Just-in-time and distributed task representations in language models
Yuxuan Li, Declan Campbell, Stephanie C. Y. Chan, Andrew Kyle Lampinen
TL;DR
This work investigates how language models develop task representations in-context, distinguishing between continuous task identity signals and sporadically activating transferrable representations that can be injected to restore task context. Using linear decoders and a multi-token, patch-based extraction approach, the authors show that transferrable task representations accumulate evidence across in-context examples but activate only at key tokens, while task identity signals persist throughout the prompt. The study reveals distinct temporal and semantic locality patterns, including variant task scopes and cross-token transfer, and highlights model-dependent differences in convergence behavior. The findings have implications for mechanistic interpretability and practical prompt design, suggesting that effective control may require strategic, time- and scope-aware re-instantiation of task states. Overall, the paper provides a nuanced view of how in-context learning constructs and deploys task representations across tokens and subtasks in large language models.
Abstract
Many of language models' impressive capabilities originate from their in-context learning: based on instructions or examples, they can infer and perform new tasks without weight updates. In this work, we investigate when representations for new tasks are formed in language models, and how these representations change over the course of context. We study two different task representations: those that are ''transferrable'' -- vector representations that can transfer task contexts to another model instance, even without the full prompt -- and simpler representations of high-level task categories. We show that transferrable task representations evolve in non-monotonic and sporadic ways, while task identity representations persist throughout the context. Specifically, transferrable task representations exhibit a two-fold locality. They successfully condense evidence when more examples are provided in the context.

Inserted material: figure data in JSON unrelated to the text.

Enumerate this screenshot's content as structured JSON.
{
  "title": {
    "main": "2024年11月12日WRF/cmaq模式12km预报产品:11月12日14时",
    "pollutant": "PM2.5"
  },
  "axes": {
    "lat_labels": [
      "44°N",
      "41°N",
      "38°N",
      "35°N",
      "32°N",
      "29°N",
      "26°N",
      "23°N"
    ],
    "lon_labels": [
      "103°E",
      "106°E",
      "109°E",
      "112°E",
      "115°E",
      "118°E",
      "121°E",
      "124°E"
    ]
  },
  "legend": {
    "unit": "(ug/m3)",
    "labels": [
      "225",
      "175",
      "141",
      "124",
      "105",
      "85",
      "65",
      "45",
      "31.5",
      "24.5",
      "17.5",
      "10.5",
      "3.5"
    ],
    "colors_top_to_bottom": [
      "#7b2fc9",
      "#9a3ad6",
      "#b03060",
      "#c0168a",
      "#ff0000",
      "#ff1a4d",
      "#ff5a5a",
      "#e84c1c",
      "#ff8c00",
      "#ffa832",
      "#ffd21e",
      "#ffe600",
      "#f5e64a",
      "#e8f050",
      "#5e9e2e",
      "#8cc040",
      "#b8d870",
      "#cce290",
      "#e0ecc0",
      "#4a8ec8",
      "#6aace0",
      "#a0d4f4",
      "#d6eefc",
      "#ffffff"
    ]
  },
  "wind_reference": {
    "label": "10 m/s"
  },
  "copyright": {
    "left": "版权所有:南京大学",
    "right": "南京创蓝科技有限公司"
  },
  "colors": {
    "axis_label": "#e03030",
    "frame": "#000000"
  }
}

But this evidence accrual process exhibits strong temporal locality along the sequence dimension, coming online only at certain tokens -- despite task identity being reliably decodable throughout the context. In some cases, transferrable task representations also show semantic locality, capturing a small task ''scope'' such as an independent subtask. Language models thus represent new tasks on the fly through both an inert, sustained sensitivity to the task and an active, just-in-time representation to support inference.